How to know if your pacing is too fast/slow
Question: When writing, I feel like the pacing is fine. However, when I reread or go to edit, I either feel like things are too slow and unexciting or too fast so that the information can't be taken in. When I ask other people to read it, they say the pacing is just right.
Is there any way you can evaluate the pacing of your own writing without using the method of waiting a couple months and then coming back?Answer:
If you're getting positive feedback about pacing from other people, especially people who are avid readers, you must be doing something right. It can also be a good sign if the pacing feels right while you're writing or re-reading your words (though that depends on how good your instincts are, which is why you need other people's opinions for confirmation).

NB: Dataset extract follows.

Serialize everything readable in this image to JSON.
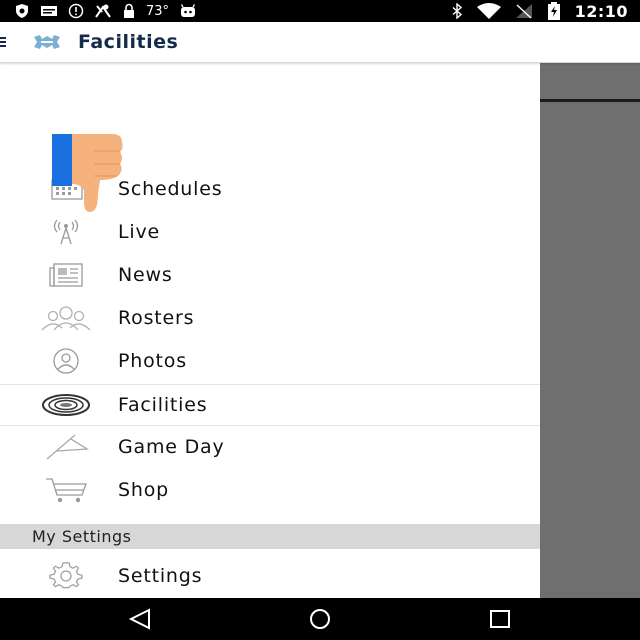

Good pacing is all about variety. You want some slow moments or moments where the emotional tensity is turned down a notch because they allow the reader to rest and take a breathe in between the faster, more intense moments - which are also important because they keep the reader interested. You want some moments where the character reflects on things and moments when he/she is caught up in the action. Scenes can alternate with exposition. And you want to switch emotional tones regularly. For instance, scenes of anger, fear, jealousy or sadness can alternate with scenes that are light-hearted, romantic, or comic. Events the main character feels good about should alternate with negative developments - or developments that go in a different direction entirely. (Of course, this variety must be appropriate to your story and genre. Not every book needs comedy.)
The important thing is that you don't stay on one note for too long. For instance, rather than three intense scenes followed by three slow-paced scenes, you might be better to alternate between the two. Keeping things intense for too long can tire the reader out, while too long a rest period can start to bore the reader.
If you're really in doubt (which I'm not sure you should be since you're getting positive comments), try going through your manuscript and identifying each section according to whether it is fast/intense or slow/subdued, whether it's reflection or action, scene or exposition, main plot or subplot, and what the emotional tone is. See if there are places where you stay on one note for an extended period and whether it makes sense to break those up.